Tellefsen – pianist
In the 1850s, Thomas Tellefsen's pianistic career in Paris skyrocketed. His debut there, in 1851, was an artistic breakthrough for him, and reviews in renowned French music periodicals report on numerous successful concerts over subsequent years. He was playing in the Pleyel, Herz and Erard halls, and many critics and listeners considered his concerts to be important musical events of the year.
Tellefsen debuted as a pianist in Paris on 28 April 1851, at the Hôtel Lambert residence of the Czartoryski family. The concert also included the singer Julie Dorus-Gras (1805–1896), cellist Auguste Franchomme (1808–1884) and his son René (as a child prodigy), violinist Delphin Alard (1815–1888) and violist Casimir Ney. Tellefsen received rave reviews. A year later, he performed at the Salle Pleyel. One reviewer wrote: “Firstly, one needs to point to Mr Tellefsen's development as a performer – his playing has increased in precision and self-confidence. One can sense now that he is the master of himself and of his instrument”. During the performance, Tellefsen played two movements of his Piano Concerto No. 1 with the St Cecilia Orchestra conducted by François Seghers.
With time, Tellefsen's concert repertoire increasingly included his own compositions, as well as a good selection of Chopin’s music. The reviews praised his interpretation of Chopin’s works; the grace and melodiousness, as well as the performance of a specific rubato, were praised as being “of the highest class and totally in the spirit of Chopin”.

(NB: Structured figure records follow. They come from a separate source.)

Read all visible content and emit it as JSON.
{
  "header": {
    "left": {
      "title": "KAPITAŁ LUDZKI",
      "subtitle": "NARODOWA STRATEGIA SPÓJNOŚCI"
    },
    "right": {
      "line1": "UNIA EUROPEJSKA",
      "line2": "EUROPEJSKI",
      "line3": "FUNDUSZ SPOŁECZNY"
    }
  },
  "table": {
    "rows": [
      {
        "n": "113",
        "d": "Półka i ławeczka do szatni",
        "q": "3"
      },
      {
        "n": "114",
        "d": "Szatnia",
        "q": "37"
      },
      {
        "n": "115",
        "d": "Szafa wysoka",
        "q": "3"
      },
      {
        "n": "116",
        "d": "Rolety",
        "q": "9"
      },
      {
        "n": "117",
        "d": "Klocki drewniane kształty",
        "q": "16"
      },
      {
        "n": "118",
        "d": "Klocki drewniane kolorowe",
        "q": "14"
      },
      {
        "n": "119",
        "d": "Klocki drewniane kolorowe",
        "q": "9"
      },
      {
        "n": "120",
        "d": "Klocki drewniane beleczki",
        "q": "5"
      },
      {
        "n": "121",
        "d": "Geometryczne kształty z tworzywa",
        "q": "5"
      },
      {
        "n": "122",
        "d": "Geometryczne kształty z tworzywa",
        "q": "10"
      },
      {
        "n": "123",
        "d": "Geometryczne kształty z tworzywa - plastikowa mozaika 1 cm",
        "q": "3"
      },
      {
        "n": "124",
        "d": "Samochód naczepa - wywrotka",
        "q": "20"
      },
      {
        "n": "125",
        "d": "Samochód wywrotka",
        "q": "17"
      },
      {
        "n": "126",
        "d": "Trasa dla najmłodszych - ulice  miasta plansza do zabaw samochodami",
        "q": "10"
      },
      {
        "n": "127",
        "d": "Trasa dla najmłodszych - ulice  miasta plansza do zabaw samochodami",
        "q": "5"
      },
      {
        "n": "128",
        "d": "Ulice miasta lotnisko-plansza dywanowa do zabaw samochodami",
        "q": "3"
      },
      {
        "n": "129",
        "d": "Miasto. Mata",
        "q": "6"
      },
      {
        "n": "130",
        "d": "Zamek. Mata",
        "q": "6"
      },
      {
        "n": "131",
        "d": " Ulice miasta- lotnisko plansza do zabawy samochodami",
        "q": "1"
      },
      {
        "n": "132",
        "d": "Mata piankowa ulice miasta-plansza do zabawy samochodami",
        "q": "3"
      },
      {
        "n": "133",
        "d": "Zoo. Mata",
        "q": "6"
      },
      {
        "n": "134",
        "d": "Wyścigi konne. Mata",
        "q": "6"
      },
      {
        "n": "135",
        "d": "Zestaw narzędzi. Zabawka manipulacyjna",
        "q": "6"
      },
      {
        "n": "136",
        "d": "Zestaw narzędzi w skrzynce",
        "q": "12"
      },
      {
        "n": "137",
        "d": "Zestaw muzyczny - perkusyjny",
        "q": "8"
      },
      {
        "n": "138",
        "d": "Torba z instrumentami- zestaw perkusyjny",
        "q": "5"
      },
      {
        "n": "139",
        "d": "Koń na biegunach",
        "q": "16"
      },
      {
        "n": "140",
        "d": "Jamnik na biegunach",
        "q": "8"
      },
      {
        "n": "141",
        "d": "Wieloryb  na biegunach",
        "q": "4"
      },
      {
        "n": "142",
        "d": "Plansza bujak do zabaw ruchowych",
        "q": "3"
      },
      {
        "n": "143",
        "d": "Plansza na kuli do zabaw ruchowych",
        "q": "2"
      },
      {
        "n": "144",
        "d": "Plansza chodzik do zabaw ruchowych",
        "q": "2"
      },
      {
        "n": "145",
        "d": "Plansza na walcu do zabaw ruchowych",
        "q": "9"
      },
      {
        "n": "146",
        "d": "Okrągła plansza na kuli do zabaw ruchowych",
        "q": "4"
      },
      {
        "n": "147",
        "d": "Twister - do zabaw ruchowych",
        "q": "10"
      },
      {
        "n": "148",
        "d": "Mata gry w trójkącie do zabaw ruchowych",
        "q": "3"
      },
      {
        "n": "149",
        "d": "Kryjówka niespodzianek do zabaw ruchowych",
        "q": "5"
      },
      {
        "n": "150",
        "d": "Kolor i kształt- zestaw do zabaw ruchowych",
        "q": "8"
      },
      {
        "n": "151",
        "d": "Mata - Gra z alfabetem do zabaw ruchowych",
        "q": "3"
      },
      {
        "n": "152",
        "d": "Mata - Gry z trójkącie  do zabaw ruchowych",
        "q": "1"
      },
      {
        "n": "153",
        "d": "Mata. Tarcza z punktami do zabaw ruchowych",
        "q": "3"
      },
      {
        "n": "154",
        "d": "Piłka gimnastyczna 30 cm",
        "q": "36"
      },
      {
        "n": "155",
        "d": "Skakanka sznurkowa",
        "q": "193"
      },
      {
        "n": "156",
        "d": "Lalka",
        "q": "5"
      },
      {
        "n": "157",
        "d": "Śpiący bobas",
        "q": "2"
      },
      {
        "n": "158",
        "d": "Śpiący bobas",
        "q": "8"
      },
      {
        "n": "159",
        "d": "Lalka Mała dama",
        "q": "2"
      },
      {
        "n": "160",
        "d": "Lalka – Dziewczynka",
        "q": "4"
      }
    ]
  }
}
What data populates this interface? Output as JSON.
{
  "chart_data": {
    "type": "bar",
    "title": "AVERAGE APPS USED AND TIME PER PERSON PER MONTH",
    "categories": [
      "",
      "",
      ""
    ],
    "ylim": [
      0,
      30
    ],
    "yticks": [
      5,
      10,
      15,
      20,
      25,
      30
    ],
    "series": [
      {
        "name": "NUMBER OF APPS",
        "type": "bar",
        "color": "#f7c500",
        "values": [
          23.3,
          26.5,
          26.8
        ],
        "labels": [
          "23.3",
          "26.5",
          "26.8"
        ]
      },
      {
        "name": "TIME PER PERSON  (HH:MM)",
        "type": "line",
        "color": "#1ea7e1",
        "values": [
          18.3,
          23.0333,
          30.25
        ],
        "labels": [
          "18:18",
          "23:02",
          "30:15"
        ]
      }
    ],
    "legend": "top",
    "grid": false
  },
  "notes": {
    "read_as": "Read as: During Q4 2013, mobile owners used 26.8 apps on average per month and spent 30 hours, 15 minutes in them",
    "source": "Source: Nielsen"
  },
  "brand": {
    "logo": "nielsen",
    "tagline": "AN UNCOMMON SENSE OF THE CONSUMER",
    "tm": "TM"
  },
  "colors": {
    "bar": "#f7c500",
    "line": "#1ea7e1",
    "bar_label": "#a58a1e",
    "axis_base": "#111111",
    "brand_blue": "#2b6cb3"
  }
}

In 1855, Tellefsen was at the peak of his performing career. On 28 March, he gave a concert at the Salle Pleyel which was reviewed in the Revue des deux mondes, a publication which noted only the key events of the season: “A pianist possessing talent is one thing, but possessing the audience is much more. Tellefsen achieved both”. There is information from the years 1851–1860 about a total of fifty-five concerts. Around the year 1860, his concert work gradually dwindled, and he focused instead on teaching and composing. This lull in his stage career was probably due also to his poor health.